Two years on: Lessons learnt from the pandemic
It’s been two years since COVID-19 was officially declared a pandemic by the World Health Organisation (WHO) and in that time, almost 465 million cases have been recorded and more than 6 million people have died, according to official totals on 17th March. It is a certainty that the true numbers are several times higher.
The development and deployment of the first mRNA COVID-19 vaccines, which were authorised for use in December 2020, were a game-changer in the fight against the virus. Beyond everyone’s wildest hopes and expectations, this remarkable scientific advance was made less than a year after the discovery of the novel pathogen.
In Europe and North America we have entered a lull period where the headlines are now dominated by war in Ukraine and COVID stories have been pushed off the front page. However, we must remain vigilant.
Most business leaders will look back in retrospect at the tremendous upheaval that has taken place over the last two years and reflect that they were vastly underprepared for the challenges of the pandemic. In fairness, so were almost all governments and organisations. Very few could pull a ‘pandemic preparedness plan’ from their emergency locker and navigate an effective path out of the disaster.

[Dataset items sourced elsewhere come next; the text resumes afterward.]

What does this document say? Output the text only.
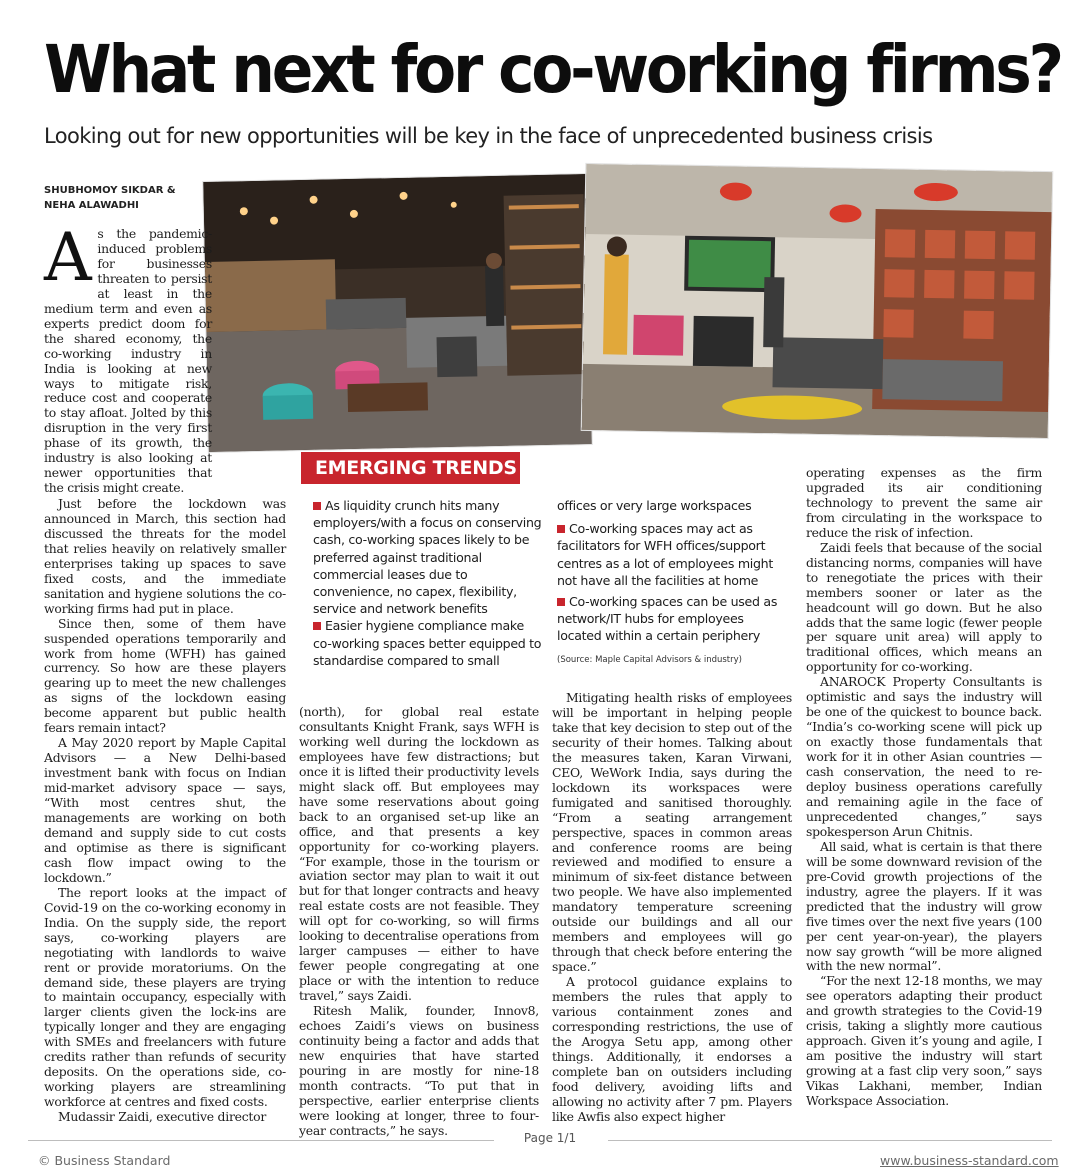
What next for co-working firms?
Looking out for new opportunities will be key in the face of unprecedented business crisis
SHUBHOMOY SIKDAR &
NEHA ALAWADHI

As the pandemic-induced problems for businesses threaten to persist at least in the medium term and even as experts predict doom for the shared economy, the co-working industry in India is looking at new ways to mitigate risk, reduce cost and cooperate to stay afloat. Jolted by this disruption in the very first phase of its growth, the industry is also looking at newer opportunities that the crisis might create.

Just before the lockdown was announced in March, this section had discussed the threats for the model that relies heavily on relatively smaller enterprises taking up spaces to save fixed costs, and the immediate sanitation and hygiene solutions the co-working firms had put in place.

Since then, some of them have suspended operations temporarily and work from home (WFH) has gained currency. So how are these players gearing up to meet the new challenges as signs of the lockdown easing become apparent but public health fears remain intact?

A May 2020 report by Maple Capital Advisors — a New Delhi-based investment bank with focus on Indian mid-market advisory space — says, “With most centres shut, the managements are working on both demand and supply side to cut costs and optimise as there is significant cash flow impact owing to the lockdown.”

The report looks at the impact of Covid-19 on the co-working economy in India. On the supply side, the report says, co-working players are negotiating with landlords to waive rent or provide moratoriums. On the demand side, these players are trying to maintain occupancy, especially with larger clients given the lock-ins are typically longer and they are engaging with SMEs and freelancers with future credits rather than refunds of security deposits. On the operations side, co-working players are streamlining workforce at centres and fixed costs.

Mudassir Zaidi, executive director

EMERGING TRENDS
As liquidity crunch hits many employers/with a focus on conserving cash, co-working spaces likely to be preferred against traditional commercial leases due to convenience, no capex, flexibility, service and network benefits
Easier hygiene compliance make co-working spaces better equipped to standardise compared to small
offices or very large workspaces
Co-working spaces may act as facilitators for WFH offices/support centres as a lot of employees might not have all the facilities at home
Co-working spaces can be used as network/IT hubs for employees located within a certain periphery
(Source: Maple Capital Advisors & industry)

(north), for global real estate consultants Knight Frank, says WFH is working well during the lockdown as employees have few distractions; but once it is lifted their productivity levels might slack off. But employees may have some reservations about going back to an organised set-up like an office, and that presents a key opportunity for co-working players. “For example, those in the tourism or aviation sector may plan to wait it out but for that longer contracts and heavy real estate costs are not feasible. They will opt for co-working, so will firms looking to decentralise operations from larger campuses — either to have fewer people congregating at one place or with the intention to reduce travel,” says Zaidi.

Ritesh Malik, founder, Innov8, echoes Zaidi’s views on business continuity being a factor and adds that new enquiries that have started pouring in are mostly for nine-18 month contracts. “To put that in perspective, earlier enterprise clients were looking at longer, three to four-year contracts,” he says.

Mitigating health risks of employees will be important in helping people take that key decision to step out of the security of their homes. Talking about the measures taken, Karan Virwani, CEO, WeWork India, says during the lockdown its workspaces were fumigated and sanitised thoroughly. “From a seating arrangement perspective, spaces in common areas and conference rooms are being reviewed and modified to ensure a minimum of six-feet distance between two people. We have also implemented mandatory temperature screening outside our buildings and all our members and employees will go through that check before entering the space.”

A protocol guidance explains to members the rules that apply to various containment zones and corresponding restrictions, the use of the Arogya Setu app, among other things. Additionally, it endorses a complete ban on outsiders including food delivery, avoiding lifts and allowing no activity after 7 pm. Players like Awfis also expect higher

operating expenses as the firm upgraded its air conditioning technology to prevent the same air from circulating in the workspace to reduce the risk of infection.

Zaidi feels that because of the social distancing norms, companies will have to renegotiate the prices with their members sooner or later as the headcount will go down. But he also adds that the same logic (fewer people per square unit area) will apply to traditional offices, which means an opportunity for co-working.

ANAROCK Property Consultants is optimistic and says the industry will be one of the quickest to bounce back. “India’s co-working scene will pick up on exactly those fundamentals that work for it in other Asian countries — cash conservation, the need to re-deploy business operations carefully and remaining agile in the face of unprecedented changes,” says spokesperson Arun Chitnis.

All said, what is certain is that there will be some downward revision of the pre-Covid growth projections of the industry, agree the players. If it was predicted that the industry will grow five times over the next five years (100 per cent year-on-year), the players now say growth “will be more aligned with the new normal”.

“For the next 12-18 months, we may see operators adapting their product and growth strategies to the Covid-19 crisis, taking a slightly more cautious approach. Given it’s young and agile, I am positive the industry will start growing at a fast clip very soon,” says Vikas Lakhani, member, Indian Workspace Association.

Page 1/1
© Business Standard	www.business-standard.com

There has not been a pandemic from which to learn valuable lessons since the 1918 influenza pandemic, also called the “Spanish Flu Pandemic”, which eventually claimed between 50 and 100 million lives, representing as many as 5% of the world’s population. However, there will be no excuse in the future for businesses to be ill-prepared for a new wave of COVID-19, or indeed the next pandemic - one that will surely present sooner than we think.
So what lessons can be learnt from the pandemic that will help shape your organisation moving forward?
- Prepare policies for workplace health and safety; provide adequate facilities for hand hygiene; plan effective workplace cleaning; re-structure the workplace environment to reduce transmission areas; ventilation, air circulation and filtration are key.
- Maintain strong communication lines with the workforce in order to coordinate business plans. Facilitate confidential employee feedback regarding health and safety concerns or unsafe health practices, and consider ‘whistle-blower’ protection policies.
- Communicate with customers so they have a clear idea of the company’s direction and leadership.
- Flexibility is key. Leaders could embrace virtual offerings, new product lines and in some cases, entirely new businesses.
- Continue to evolve the virtual workspace through embracing technology and ensure that there are provisions in place in case the workplace is inaccessible, for whatever reason - we have seen that hybrid working solutions are possible in many industries and we now appreciate the challenges facing transportation and border closures.
- Encourage and facilitate the opportunity for routine annual vaccinations, for example influenza; provide clear communication regarding health and wellbeing; open communication lines to discuss individual, confidential employee concerns.
- Understand employees’ specific health and wellbeing needs. Establish policies for sick leave absences.
- Review or establish insurance coverage.
- Plan and be prepared for a future pandemic. Use business networks or other business organisations to share best practice, to learn from each other, and to engage in joint exercises. You should revisit, and retest, the plan periodically, perhaps annually, to ensure that it remains current. You should check that preparations that could go out of date, such as phone lists or arrangements for alternative chains of command are up to date.
While case numbers are down almost all over the world there are still around 50,000 reported COVID deaths every week, and there are worrying upticks being seen in scattered countries. The WHO is still struggling to get vaccines to regions that lack the infrastructure to distribute them equitably and all the while the virus continues to evolve. Another variant of concern is likely to be just around the corner and no-one can predict its properties, whether it will be more transmissible, more virulent or have the ability to evade immunity, or a combination of all three. The combination of contracting (‘waning’) immunity and an almost total relaxation of non-pharmaceutical interventions provides the perfect breeding ground for the emergence of another concerning variant before the summer months in the northern hemisphere - where it will come from no-one knows. Vigilance is key in identifying and reacting quickly and decisively to future variants.
Whether you already have a written pandemic preparedness plan or haven’t developed one yet, companies need to take action now to ensure their operations hold up against this and the next pandemic.